Yes, it's hard to make a living at this. If you are asking about an advance on a picture book, as a beginner you can expect perhaps $6 to 10 thousand, though smaller publishers might offer less. If the book "earns out," which it may not, you would then earn an additional 5% of list price, or perhaps 80 cents per book sold, at best. Some publishers pay lower royalties.

Good luck!

A Question About Length and Format

First, let me appreciate your Web site and the wonderful material you make available for writers. It has helped me a lot. I have written a few children's stories and published some articles in magazines. One story (not for children) has been published in a book of collected stories. I teach writing and have helped a number of blossoming writers progress. I am also a copy editor.

I have a question which I hope you can help me with. A writer who I have been helping has written a short story for children. I think it's a great story. It has a good hero with obstacles and great scenes, dialogue and secondary characters. It is very creative, and I think kids would love it. The problem is with the length of the story and what a publisher would accept.

It could be a story book or picture book, but it is 2500 words, which is long for a PB. It could also be made into an early chapter book, but these are usually 5000 words. The author wants to submit it to a publisher. I don't feel that there is anything extraneous in the story, and neither does he, which means it would be better not to cut the word count.

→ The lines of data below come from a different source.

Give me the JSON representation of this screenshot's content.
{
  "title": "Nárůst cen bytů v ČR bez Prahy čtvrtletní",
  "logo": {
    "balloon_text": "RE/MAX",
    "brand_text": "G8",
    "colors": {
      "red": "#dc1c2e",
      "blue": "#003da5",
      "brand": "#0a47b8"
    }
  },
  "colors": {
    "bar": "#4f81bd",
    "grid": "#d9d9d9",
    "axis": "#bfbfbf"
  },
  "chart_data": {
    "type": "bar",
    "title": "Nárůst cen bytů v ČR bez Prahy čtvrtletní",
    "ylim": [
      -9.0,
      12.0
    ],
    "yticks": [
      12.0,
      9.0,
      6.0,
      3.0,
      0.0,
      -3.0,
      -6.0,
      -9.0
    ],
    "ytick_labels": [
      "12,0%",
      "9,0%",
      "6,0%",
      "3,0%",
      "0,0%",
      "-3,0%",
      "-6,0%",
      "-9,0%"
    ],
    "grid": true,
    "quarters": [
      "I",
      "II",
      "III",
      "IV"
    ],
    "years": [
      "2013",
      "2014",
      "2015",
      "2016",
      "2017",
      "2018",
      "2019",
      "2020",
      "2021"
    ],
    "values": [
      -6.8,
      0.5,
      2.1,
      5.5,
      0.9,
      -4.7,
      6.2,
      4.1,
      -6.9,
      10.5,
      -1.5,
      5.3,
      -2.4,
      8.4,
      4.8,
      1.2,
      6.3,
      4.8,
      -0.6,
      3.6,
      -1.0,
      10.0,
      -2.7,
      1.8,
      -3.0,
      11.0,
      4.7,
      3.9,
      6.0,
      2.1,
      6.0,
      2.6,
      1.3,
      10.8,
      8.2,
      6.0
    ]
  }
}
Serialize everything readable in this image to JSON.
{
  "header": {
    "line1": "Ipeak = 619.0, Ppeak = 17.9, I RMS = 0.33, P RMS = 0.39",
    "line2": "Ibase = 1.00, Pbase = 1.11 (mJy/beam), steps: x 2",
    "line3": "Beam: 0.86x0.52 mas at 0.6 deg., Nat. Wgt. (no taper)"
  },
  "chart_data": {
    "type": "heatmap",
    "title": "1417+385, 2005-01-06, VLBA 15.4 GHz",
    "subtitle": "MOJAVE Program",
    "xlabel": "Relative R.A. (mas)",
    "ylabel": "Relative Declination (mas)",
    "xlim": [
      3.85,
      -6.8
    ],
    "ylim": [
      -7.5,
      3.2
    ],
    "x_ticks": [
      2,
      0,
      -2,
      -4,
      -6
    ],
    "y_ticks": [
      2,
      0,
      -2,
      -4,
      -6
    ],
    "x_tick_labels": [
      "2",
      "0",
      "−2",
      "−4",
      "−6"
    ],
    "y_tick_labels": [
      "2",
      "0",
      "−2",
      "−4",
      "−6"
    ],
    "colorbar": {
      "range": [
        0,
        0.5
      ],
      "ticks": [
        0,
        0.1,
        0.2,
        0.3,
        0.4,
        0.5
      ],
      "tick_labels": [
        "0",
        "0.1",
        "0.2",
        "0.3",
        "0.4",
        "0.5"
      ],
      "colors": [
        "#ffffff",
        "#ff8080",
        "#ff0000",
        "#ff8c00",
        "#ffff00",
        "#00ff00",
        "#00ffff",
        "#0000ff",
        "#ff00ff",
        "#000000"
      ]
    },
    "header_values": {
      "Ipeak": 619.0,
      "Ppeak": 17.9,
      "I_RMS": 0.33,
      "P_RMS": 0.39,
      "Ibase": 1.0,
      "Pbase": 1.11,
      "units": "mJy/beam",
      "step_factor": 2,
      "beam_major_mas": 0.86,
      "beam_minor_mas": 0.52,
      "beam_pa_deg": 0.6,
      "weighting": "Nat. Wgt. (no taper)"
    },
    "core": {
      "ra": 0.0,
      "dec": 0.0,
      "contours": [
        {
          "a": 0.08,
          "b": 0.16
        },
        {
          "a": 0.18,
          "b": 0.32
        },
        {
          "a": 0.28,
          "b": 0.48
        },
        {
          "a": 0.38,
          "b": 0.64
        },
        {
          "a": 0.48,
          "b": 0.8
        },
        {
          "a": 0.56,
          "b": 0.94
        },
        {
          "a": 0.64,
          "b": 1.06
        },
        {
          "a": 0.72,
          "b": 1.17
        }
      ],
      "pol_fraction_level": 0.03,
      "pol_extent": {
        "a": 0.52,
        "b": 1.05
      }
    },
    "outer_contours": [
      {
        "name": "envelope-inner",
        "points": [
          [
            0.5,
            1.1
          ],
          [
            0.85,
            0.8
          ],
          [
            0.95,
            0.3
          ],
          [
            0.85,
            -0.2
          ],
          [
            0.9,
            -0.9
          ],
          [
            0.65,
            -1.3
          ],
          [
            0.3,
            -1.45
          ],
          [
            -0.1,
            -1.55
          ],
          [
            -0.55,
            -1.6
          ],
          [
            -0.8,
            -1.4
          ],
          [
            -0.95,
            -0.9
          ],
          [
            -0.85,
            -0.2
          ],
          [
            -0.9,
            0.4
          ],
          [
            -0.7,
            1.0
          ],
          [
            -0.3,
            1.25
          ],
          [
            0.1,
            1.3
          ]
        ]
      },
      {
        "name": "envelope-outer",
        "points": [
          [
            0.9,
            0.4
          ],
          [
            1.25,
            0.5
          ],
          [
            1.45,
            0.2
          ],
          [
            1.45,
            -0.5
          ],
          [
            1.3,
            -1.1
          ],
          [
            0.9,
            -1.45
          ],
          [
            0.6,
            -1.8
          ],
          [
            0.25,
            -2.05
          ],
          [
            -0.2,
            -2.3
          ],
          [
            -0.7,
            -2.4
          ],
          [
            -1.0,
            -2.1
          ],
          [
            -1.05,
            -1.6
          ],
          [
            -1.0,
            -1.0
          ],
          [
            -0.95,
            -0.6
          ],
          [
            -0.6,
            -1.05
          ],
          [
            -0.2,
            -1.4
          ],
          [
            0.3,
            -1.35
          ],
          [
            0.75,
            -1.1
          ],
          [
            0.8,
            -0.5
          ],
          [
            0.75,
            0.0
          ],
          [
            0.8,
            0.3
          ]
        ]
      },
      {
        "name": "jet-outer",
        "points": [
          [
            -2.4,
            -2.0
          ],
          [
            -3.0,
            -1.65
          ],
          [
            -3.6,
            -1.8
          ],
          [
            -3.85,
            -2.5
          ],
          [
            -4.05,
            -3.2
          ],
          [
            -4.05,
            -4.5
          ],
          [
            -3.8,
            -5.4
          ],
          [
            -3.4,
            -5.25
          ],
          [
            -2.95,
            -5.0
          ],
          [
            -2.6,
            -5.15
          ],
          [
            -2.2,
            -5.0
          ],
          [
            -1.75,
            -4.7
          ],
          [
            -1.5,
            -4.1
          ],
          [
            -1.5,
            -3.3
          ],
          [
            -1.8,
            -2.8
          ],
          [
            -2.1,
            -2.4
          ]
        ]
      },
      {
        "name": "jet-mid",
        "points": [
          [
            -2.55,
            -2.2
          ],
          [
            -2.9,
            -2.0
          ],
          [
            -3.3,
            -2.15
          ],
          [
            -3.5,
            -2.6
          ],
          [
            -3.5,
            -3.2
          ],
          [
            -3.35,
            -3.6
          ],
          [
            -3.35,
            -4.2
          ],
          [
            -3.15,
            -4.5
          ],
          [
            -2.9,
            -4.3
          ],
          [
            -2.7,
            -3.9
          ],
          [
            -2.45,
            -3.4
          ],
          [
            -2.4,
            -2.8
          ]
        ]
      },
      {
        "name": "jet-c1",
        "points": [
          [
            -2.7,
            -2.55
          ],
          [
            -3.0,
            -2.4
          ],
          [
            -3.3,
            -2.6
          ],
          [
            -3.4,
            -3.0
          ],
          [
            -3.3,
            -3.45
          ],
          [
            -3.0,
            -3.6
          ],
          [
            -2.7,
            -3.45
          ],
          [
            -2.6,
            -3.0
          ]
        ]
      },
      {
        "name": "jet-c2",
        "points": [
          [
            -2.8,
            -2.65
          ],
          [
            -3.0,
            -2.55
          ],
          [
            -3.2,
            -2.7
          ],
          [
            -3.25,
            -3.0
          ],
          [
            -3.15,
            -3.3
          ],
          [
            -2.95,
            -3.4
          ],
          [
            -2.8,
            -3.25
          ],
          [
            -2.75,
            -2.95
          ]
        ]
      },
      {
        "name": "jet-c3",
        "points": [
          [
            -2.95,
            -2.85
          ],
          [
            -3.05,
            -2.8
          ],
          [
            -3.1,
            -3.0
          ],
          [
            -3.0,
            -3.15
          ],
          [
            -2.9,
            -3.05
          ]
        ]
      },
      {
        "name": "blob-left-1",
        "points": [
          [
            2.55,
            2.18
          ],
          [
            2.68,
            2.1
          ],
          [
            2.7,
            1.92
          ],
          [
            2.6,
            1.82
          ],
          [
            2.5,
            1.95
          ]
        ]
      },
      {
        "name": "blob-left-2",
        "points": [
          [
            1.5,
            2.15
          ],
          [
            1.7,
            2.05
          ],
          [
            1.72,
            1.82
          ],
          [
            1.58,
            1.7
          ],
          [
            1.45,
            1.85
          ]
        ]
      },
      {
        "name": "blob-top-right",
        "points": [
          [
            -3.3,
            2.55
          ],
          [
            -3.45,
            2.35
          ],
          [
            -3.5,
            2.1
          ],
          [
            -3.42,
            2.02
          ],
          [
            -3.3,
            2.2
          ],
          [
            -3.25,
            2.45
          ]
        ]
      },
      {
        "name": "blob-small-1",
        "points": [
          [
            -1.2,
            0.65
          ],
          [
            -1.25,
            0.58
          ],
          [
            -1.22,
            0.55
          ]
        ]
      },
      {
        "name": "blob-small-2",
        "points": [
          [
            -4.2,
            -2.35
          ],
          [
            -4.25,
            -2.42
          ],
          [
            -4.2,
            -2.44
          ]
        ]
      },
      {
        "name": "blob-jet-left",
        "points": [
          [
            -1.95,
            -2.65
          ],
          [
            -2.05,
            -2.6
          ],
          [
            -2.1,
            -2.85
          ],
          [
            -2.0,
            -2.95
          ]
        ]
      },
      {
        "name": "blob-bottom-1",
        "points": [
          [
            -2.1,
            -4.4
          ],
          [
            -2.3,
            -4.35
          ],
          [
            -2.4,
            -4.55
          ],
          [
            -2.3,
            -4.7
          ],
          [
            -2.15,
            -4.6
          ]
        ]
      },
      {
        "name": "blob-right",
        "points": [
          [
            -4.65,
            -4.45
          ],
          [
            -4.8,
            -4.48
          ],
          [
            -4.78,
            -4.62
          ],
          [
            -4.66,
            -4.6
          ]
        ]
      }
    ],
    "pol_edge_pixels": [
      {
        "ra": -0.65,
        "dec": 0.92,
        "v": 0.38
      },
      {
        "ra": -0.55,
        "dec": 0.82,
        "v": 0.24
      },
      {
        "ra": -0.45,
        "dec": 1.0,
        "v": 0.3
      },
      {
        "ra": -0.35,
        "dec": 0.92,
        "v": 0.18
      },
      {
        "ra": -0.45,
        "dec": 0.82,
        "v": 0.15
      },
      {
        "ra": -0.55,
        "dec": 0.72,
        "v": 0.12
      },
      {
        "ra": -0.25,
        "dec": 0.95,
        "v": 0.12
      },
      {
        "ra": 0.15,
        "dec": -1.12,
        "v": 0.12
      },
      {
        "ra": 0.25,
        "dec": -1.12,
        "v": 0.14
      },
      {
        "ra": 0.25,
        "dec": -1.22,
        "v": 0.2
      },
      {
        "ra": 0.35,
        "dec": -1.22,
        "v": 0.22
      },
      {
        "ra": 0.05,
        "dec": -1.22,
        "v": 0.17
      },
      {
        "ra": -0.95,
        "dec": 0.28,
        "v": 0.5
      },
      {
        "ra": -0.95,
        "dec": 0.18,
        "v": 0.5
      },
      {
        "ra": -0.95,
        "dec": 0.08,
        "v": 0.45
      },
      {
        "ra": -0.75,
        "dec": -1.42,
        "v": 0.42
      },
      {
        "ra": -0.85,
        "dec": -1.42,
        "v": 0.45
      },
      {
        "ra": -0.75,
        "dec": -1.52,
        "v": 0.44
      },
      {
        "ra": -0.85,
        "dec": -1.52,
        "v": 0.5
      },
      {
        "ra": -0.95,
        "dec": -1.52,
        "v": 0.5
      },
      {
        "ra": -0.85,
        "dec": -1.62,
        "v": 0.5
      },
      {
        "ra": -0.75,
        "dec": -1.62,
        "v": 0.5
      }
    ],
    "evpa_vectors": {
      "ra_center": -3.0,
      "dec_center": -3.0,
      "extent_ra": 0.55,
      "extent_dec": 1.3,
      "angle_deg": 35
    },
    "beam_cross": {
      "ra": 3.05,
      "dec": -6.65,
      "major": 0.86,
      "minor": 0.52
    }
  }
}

He is considering adding another 2500 words to make it fit the standard length of a chapter book, which means adding scenes. I feel that the scenes would have to be great to keep the attention of the reader in this story. Perhaps he can do this, but personally, I like the story the way it is.

Could you give me any insight into whether he can submit this story to a publisher the way it is with a chance that the editor will consider it? Should he call it a story book rather than a picture book and say it would be 64 pages with pictures? Or would the story probably be rejected outright because it doesn't fit a prescribed genre?

Thanks so much for your time and help.

Thank you for your kind words.

Without seeing this manuscript, it's hard to give a firm answer. It might be worth sending to a publisher as is, simply because the quality of the writing might be recognized, and an editor might respond personally, resulting in an opportunity to submit other manuscripts in the future. Or, as you suggest, rules can be broken. Long picture books do get published. Short chapter books do get published.

On the other hand, it's also entirely possible that the manuscript will be seen as inappropriate for picture book length or chapter book, and will be rejected out of hand.

I really can't predict what could happen, especially as different publishers might have different reactions. I do have one thought, though. Would this story work in a magazine?

I wish you and your client success in finding a home for it.

This installment is based on emails I sent out in November in response to questions received at The Purple Crayon.